The U visa exists to fill the latter need, providing a potential avenue to legal citizenship for victims who suffered from trafficking.
Why were U visas created?
The U.S. Citizenship and Immigration Services discusses the passage of the Victims of Trafficking and Violence Protection Act, which coincided with the creation of U visas in 2000.
According to Congress, this visa got created specifically with the intention of encouraging immigrants in the country to report certain crimes. Due to the issue of human trafficking on both a global and national scale, Congress wanted to crack down on human traffickers. The U visa provides a way for trafficking victims to approach law enforcement with information that might otherwise incriminate them.

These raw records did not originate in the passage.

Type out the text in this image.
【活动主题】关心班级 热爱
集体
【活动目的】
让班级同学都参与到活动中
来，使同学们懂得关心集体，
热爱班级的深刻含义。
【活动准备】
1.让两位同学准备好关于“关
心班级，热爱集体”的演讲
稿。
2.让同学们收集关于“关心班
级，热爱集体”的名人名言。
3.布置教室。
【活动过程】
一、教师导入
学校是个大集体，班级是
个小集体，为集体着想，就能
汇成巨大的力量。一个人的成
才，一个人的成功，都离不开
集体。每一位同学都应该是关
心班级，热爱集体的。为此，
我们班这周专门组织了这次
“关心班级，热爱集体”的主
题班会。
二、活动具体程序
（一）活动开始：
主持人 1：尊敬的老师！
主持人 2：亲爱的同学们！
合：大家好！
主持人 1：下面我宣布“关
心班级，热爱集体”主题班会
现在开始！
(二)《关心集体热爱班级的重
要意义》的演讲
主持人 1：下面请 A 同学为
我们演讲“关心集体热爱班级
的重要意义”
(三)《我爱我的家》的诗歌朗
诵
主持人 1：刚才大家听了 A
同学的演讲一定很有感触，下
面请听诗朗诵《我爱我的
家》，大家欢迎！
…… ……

This visa can also cover victims of certain workplace crimes, too. Its primary purpose, however, is to serve human trafficking victims and victims of domestic violence.
What does a U visa provide?
Those who receive a U visa gain lawful status in the United States, and this status can last for up to four years. They hold derivative benefits for their family members along with the ability to legally work in the country. After three years in the country, they can also change their U visa status to permanent residency status.
On a whole, it provides a potential win-win opportunity for victims of abuse and for the country, making it a fine option to consider.